L’entourage du président palestinien est persuadé qu’il ne faut plus compter sur les seules négociations pour parvenir à l’établissement d’un État et il s’est préparé à la prochaine étape : saisir le Conseil de sécurité des Nations unies pour obtenir la reconnaissance de l’État palestinien, sans attendre le consentement d’Israël. Dès le 8 novembre, une fois expiré le délai d’un mois fixé par la Ligue arabe pour l’extension, fort peu probable, du gel des constructions israéliennes, les dirigeants palestiniens comptent dévoiler leur plan B. « Dans un premier temps, nous allons demander aux États-Unis de reconnaître l’État palestinien dans les frontières de 1967 (NDLR : Cisjordanie, Gaza et Jérusalem-Est), explique Mohammed Shtayyeh. En cas de refus, nous irons devant le Conseil de sécurité de l’ONU, puis éventuellement devant l’Assemblée générale, si le Conseil nous oppose un veto. » Les Palestiniens espèrent alors pouvoir activer la résolution 377 des Nations unies. Ce mécanisme baptisé « Union pour le maintien de la paix » permet à l’Assemblée générale de se substituer au Conseil de sécurité en cas de blocage. Les Palestiniens font le pari qu’il sera beaucoup plus difficile pour Israël de justifier l’occupation de l’État de Palestine alors internationalement reconnu.

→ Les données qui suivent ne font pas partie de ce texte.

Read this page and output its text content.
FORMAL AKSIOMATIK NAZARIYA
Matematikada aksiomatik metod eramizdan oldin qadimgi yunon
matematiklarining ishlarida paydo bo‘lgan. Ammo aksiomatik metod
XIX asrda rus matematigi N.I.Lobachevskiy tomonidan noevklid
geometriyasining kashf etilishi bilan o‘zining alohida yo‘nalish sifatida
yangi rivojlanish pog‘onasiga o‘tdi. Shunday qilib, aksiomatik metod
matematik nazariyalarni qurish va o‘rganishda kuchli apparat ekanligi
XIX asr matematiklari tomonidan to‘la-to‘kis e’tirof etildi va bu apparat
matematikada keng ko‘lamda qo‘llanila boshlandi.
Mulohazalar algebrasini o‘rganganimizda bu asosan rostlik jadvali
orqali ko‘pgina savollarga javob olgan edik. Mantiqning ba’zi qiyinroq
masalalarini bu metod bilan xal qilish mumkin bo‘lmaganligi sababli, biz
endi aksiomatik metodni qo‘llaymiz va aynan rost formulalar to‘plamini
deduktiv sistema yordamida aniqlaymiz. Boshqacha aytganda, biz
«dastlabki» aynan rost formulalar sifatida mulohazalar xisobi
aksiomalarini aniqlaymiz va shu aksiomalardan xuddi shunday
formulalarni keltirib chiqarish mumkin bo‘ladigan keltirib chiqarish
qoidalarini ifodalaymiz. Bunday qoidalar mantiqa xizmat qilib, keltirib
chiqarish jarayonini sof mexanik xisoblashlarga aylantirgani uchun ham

Cette perspective a été immédiatement rejetée par le chef du gouvernement israélien, Benyamin Netanyahou, mettant en garde les Palestiniens contre toute « mesure unilatérale » . « Les Nations unies ne peuvent pas créer un État. La ligne verte (qui sépare Israël des Territoires palestiniens) n’a pas d’existence officielle. Et de toute façon, quel gouvernement palestinien serait reconnu : celui du Hamas à Gaza ou celui du Fatah en Cisjordanie ?
observe Ygal Palmor, porte-parole du ministère israélien des affaires étrangères. Sur le plan diplomatique, les Palestiniens marqueront peut-être des points, mais ça ne changera rien sur le terrain. Les lendemains de fête seront douloureux », prédit-il.
« Certes, nous serons toujours sous occupation, répond Mustapha Barghouti, député indépendant et fervent partisan du recours aux Nations unies. Les États-Unis et les pays donateurs financent depuis des décennies la construction d’institutions palestiniennes. Cette reconnaissance sera le vrai test de la sincérité de leur soutien. » Et si la communauté internationale rechigne à signer l’acte de naissance de leur État, les Palestiniens pourraient alors abattre leur dernière carte : laisser le gouvernement israélien prendre en charge totalement la gestion des Territoires occupés. « Nous entrerons alors dans une nouvelle forme de lutte , précise Mohammed Shtayyeh.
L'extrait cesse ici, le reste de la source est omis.